1. The Relationship Between ‘Gelatinization’ and Digestion Speed
The speed at which a carbohydrate raises blood sugar is closely related to its degree of ‘gelatinization.’ ‘Gelatinization’ is the process where starch, when heated with water, swells, softens, and becomes easy to digest. The more gelatinized a food is, the faster it is digested and absorbed, and the more sharply it raises blood sugar. (e.g., the degree of gelatinization increases from raw rice -> cooked rice -> porridge).
2. Raw Ramen vs. Boiled Ramen
– Boiled Ramen: Boiling the noodles in hot water is a process that ‘maximally gelatinizes’ the starch. These soft, well-cooked noodles are digested and absorbed very quickly by our body.
– Raw Ramen: Although the noodles in a package of instant ramen are already cooked once by frying, they are in a dry state with no moisture. The starch in this state is less gelatinized, making it harder for our body’s digestive enzymes to break down. The process of crushing and chewing the hard noodles also requires more time for digestion.
3. Conclusion
Therefore, for the same amount of ramen, eating it raw and crushed results in a slower digestion and absorption speed, and thus a more gradual rise in blood sugar, compared to eating it boiled.

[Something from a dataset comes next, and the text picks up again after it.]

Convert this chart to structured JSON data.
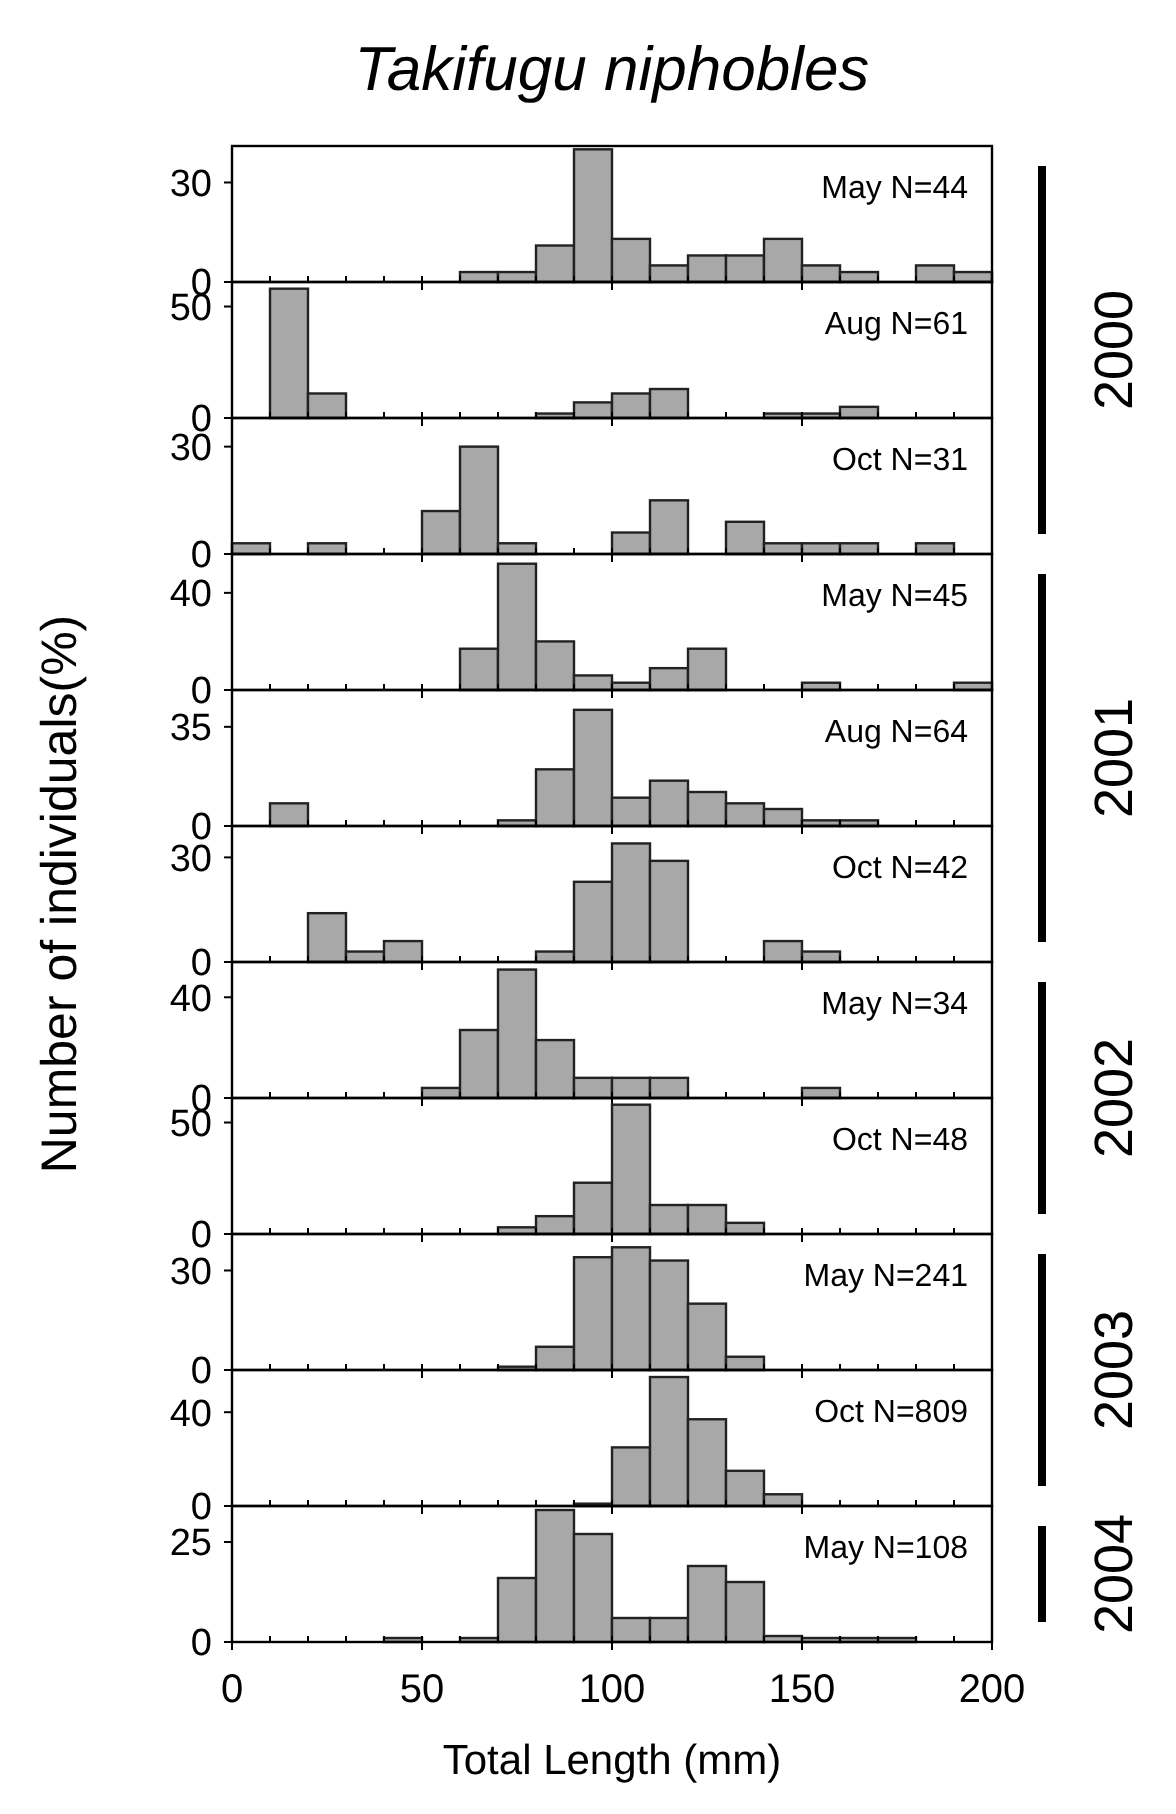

However, this does not mean that raw ramen is a good snack for diabetes. The fundamental nature of raw ramen as a ‘fried refined carbohydrate’ does not change, and sprinkling the accompanying soup packet on it means consuming a massive amount of sodium. From all aspects of health and blood sugar, it is best to avoid ramen.
Summary: Eating instant ramen raw, without boiling, tends to raise blood sugar more slowly than eating it boiled, because the starch is less gelatinized, slowing down digestion and absorption.